Using Placebo Controls

Lead Editor: Bernard Lo, M.D.

A placebo control is acceptable if no effective therapy exists for the condition being studied. However, if researchers intentionally withhold effective therapies from participants in a clinical trial, it would violate the ethical principle of "do no harm." Nonetheless, under some circumstances, a placebo arm may be ethically acceptable even though an effective treatment exists and is feasible to administer.

A placebo contol is acceptable in the following circumstances:

Participants in the placebo arm are very unlikely to develop serious, irreversible harms.

Placebo controls are acceptable in trials for mild hypertension, mild pain, insomnia, etc. Patients also commonly forego treatment in these situations.

Practice guidelines do not recommend active treatment.

Clinical trial of antiviral suppression of herpes simplex in pregnant women near term used a placebo control because practice guidelines at the time did not recommend such suppression, although guidelines stated that it should be "considered" and that "some specialists recommended" it.

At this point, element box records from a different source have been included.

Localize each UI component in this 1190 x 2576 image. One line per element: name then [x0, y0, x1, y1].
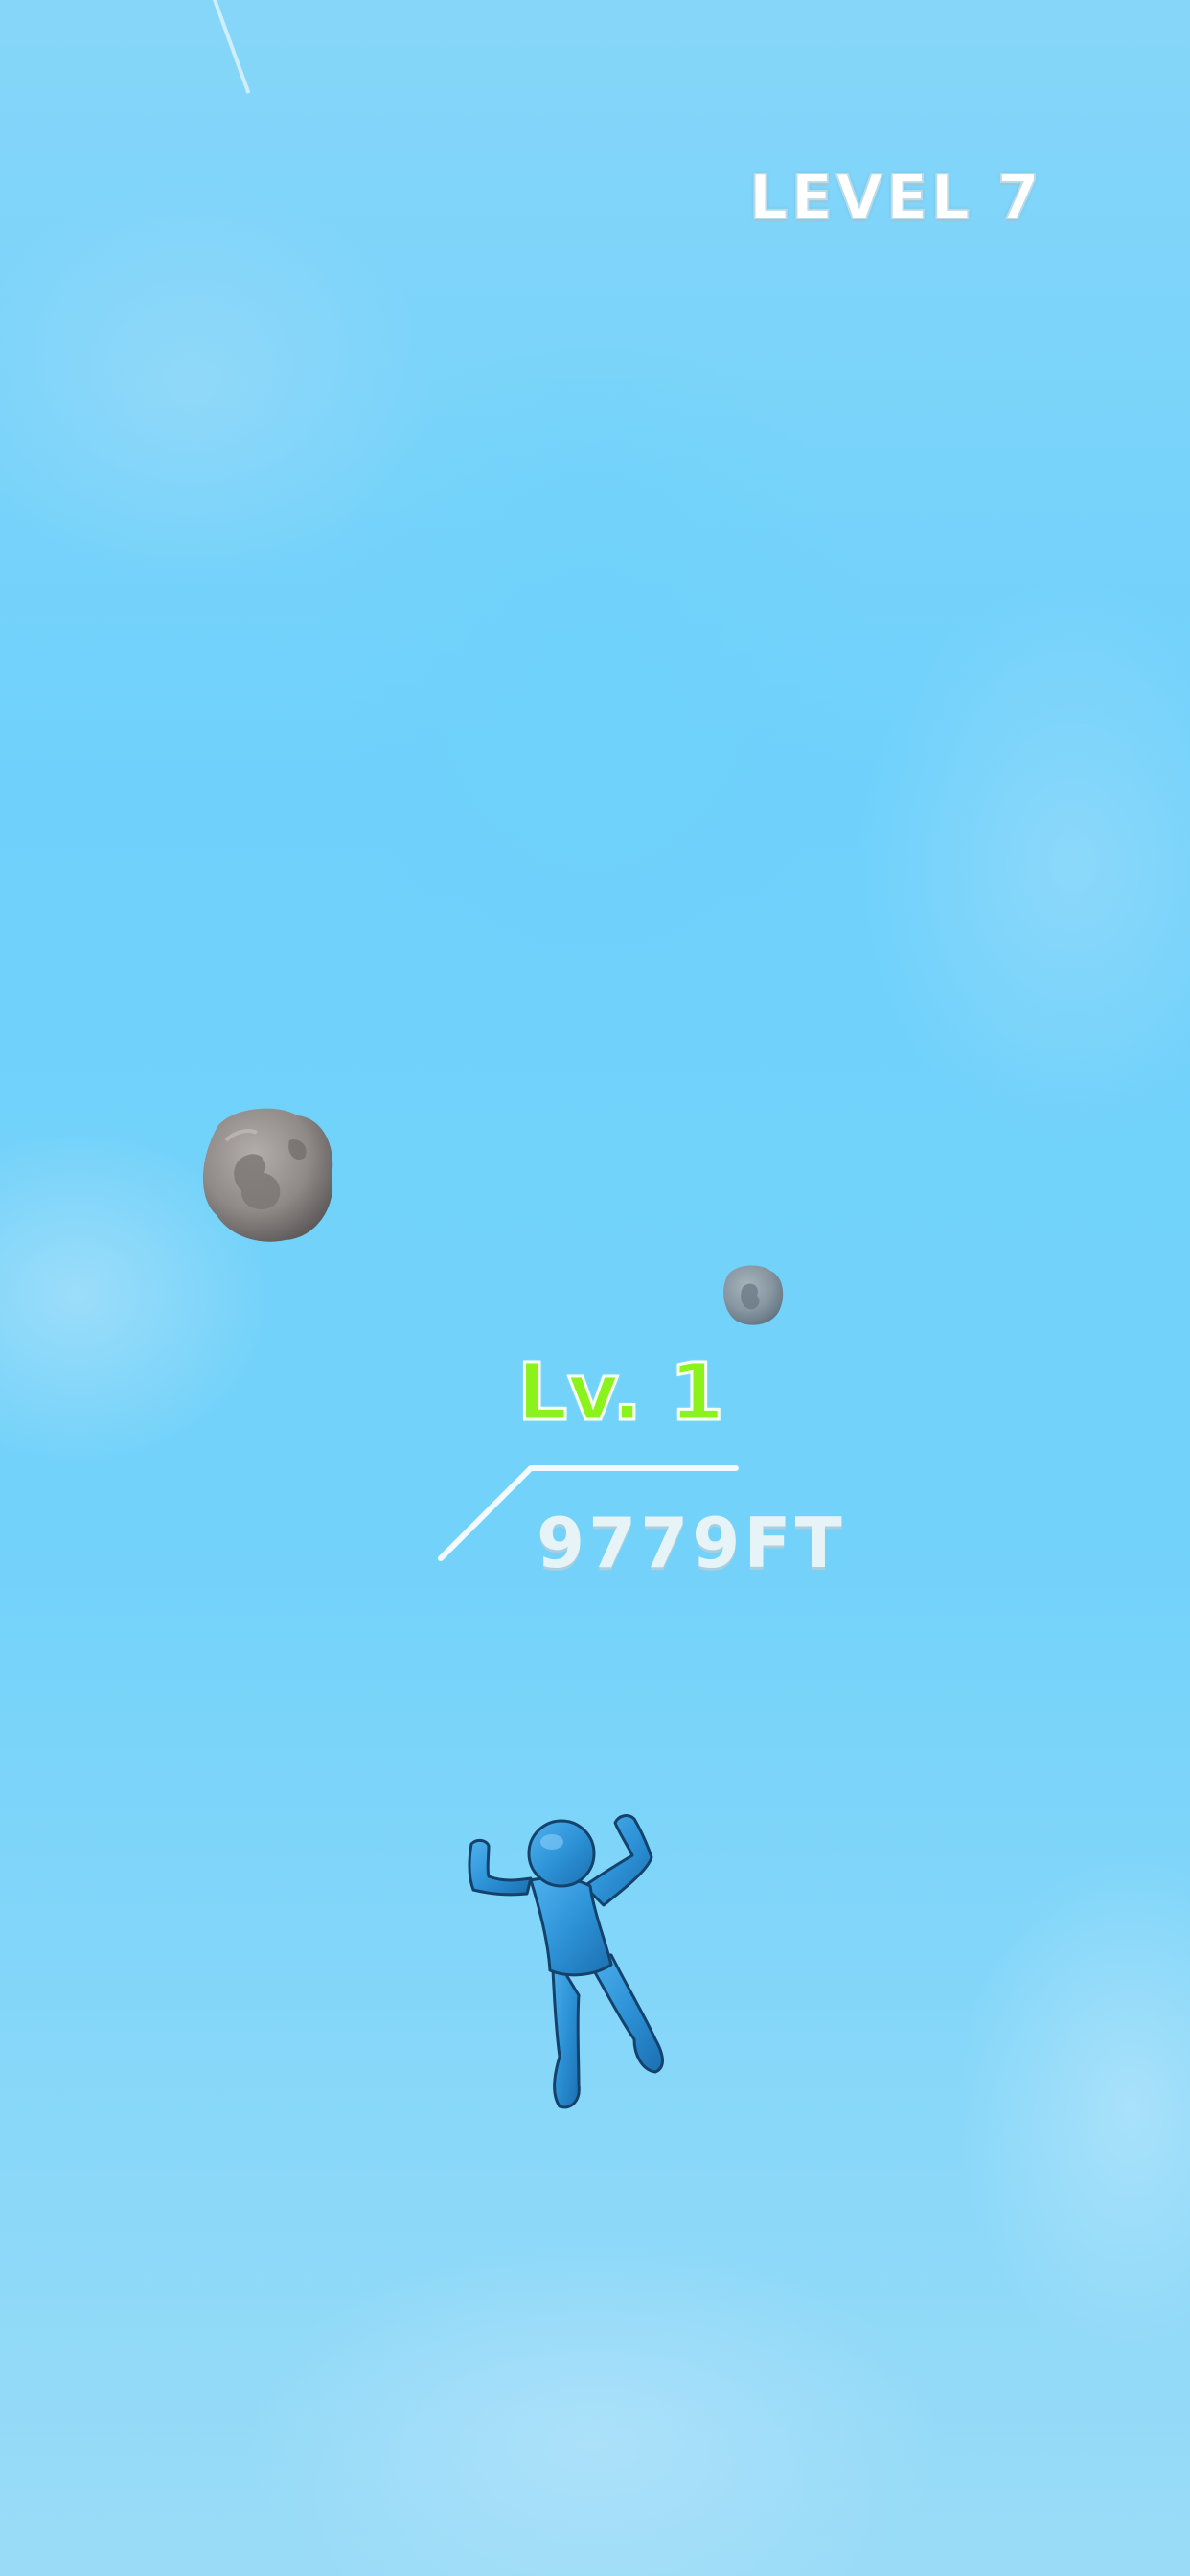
falling-rock-icon: [202, 1108, 333, 1242]
falling-rock-icon: [723, 1265, 784, 1325]
distance-readout: 9779FT: [537, 1503, 846, 1583]
level-label: LEVEL 7: [748, 162, 1042, 235]
stickman-skydiver-icon[interactable]: [460, 1798, 684, 2124]
sky-background: [0, 0, 1190, 2576]
player-level-label: Lv. 1: [516, 1346, 726, 1440]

The effective intervention is commonly not prescribed.

Clinical trials of acellular pertussis vaccine in Sweden and Italy used placebo controls, because whole-cell pertussis vaccine was not required in those countries and not widely used.

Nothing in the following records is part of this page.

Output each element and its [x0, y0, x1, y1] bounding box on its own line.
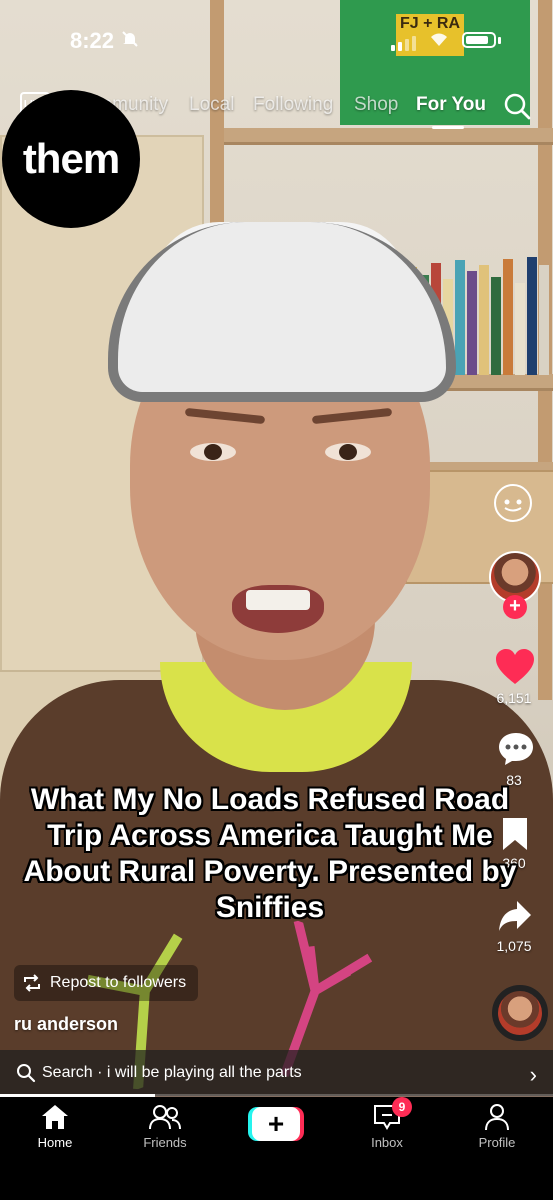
channel-logo: them	[2, 90, 140, 228]
battery-nub	[498, 37, 501, 44]
tab-home[interactable]: Home	[10, 1103, 100, 1150]
like-count: 6,151	[496, 690, 532, 706]
author-username[interactable]: ru anderson	[14, 1014, 118, 1035]
chevron-right-icon: ›	[529, 1062, 537, 1087]
friends-icon	[149, 1105, 181, 1130]
search-icon[interactable]	[503, 92, 531, 120]
follow-plus-icon[interactable]: +	[503, 595, 527, 619]
tiktok-screen: FJ + RA 8:22 Community Local Following S…	[0, 0, 553, 1200]
tab-friends[interactable]: Friends	[120, 1103, 210, 1150]
tab-profile-label: Profile	[478, 1135, 516, 1150]
video-teeth	[246, 590, 310, 610]
active-tab-indicator	[432, 126, 464, 129]
battery-icon	[462, 32, 496, 48]
tab-shop[interactable]: Shop	[354, 94, 398, 116]
bell-muted-icon	[121, 30, 139, 53]
video-shelf	[224, 128, 553, 145]
search-small-icon	[17, 1064, 36, 1083]
tab-inbox[interactable]: Inbox	[342, 1103, 432, 1150]
profile-icon	[485, 1104, 509, 1131]
related-search-text: Search · i will be playing all the parts	[42, 1064, 302, 1081]
repost-button[interactable]: Repost to followers	[14, 965, 199, 1001]
share-count: 1,075	[496, 938, 532, 954]
related-search-bar[interactable]: Search · i will be playing all the parts…	[0, 1050, 553, 1096]
status-bar: 8:22	[0, 0, 553, 80]
create-button[interactable]: +	[248, 1107, 304, 1141]
repost-label: Repost to followers	[50, 974, 187, 991]
wifi-icon	[428, 30, 450, 53]
cellular-signal-icon	[391, 36, 416, 51]
tab-profile[interactable]: Profile	[452, 1103, 542, 1150]
video-caption: What My No Loads Refused Road Trip Acros…	[23, 783, 517, 924]
comment-icon[interactable]	[497, 731, 535, 767]
status-time: 8:22	[70, 28, 115, 53]
face-effect-icon[interactable]	[494, 484, 532, 522]
home-icon	[42, 1105, 68, 1129]
repost-icon	[24, 974, 40, 992]
bottom-tab-bar: Home Friends + Inbox 9 Profile	[0, 1097, 553, 1200]
tab-friends-label: Friends	[143, 1135, 187, 1150]
tab-inbox-label: Inbox	[371, 1135, 403, 1150]
tab-local[interactable]: Local	[189, 94, 234, 116]
tab-home-label: Home	[37, 1135, 73, 1150]
tab-for-you[interactable]: For You	[416, 94, 486, 116]
tab-following[interactable]: Following	[253, 94, 333, 116]
inbox-badge: 9	[392, 1097, 412, 1117]
like-heart-icon[interactable]	[495, 648, 535, 686]
video-eye	[325, 443, 371, 461]
music-disc-icon[interactable]	[492, 985, 548, 1041]
video-eye	[190, 443, 236, 461]
plus-icon: +	[252, 1107, 300, 1141]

To determine whether placebo control was acceptable in trial of new platelet inhibitors after percutaneous coronary stent placement, investigators surveyed physicians regarding the percentage of cases in which platelet inhibitors were used.

Participants have decided to forego established treatment (for example because of side effects or inconvenience).

Researchers should ask participants questions to assure that they understand that standard treatment is available outside the trial.

In placebo-controlled trials of medications for schizophrenia, patients need to be carefully monitored for adverse effects. Protocol must have procedures to declare failure of investigational drug and start standard therapy.

Participants are refractory to established treatments.

This is a common design for trials of new cancer drugs.

Designs that do not use placebo will not yield valid results to the research question.

Many clinical trials of analgesics, antidepressants, and anti-emetics fail to show that the active drug has an effect. Effect size varies from study to study, due to such factors as variation in populations, spontaneous improvement, and a waxing and waning course.

In clinical trials in resource-poor countries, the pertinent research question may be whether a simplified treatment regimen for HIV infection, tuberculosis, or malaria is more effective than current treatment. A trial comparing such an intervention to the regimen used in developed countries would not be relevant to public health decisions in the host country.

Researchers should consider an add on placebo design.

In clinical trials of new agents to prevent osteoporotic fractures, all participants might receive current best therapy, plus either new agent or placebo. New drug should have different mechanism of action than base therapy. This design will require a larger sample size.

The investigator who plans to use a placebo control in a clinical trial needs to provide the Institutional Review Board enough information to justify its use. As in presenting a study for peer review, the investigator should anticipate objections and concerns the reviewers are likely to raise, particularly concerns that have already been raised in the literature. The investigator should present alternatives to the proposed methodology and the reasons for rejecting them.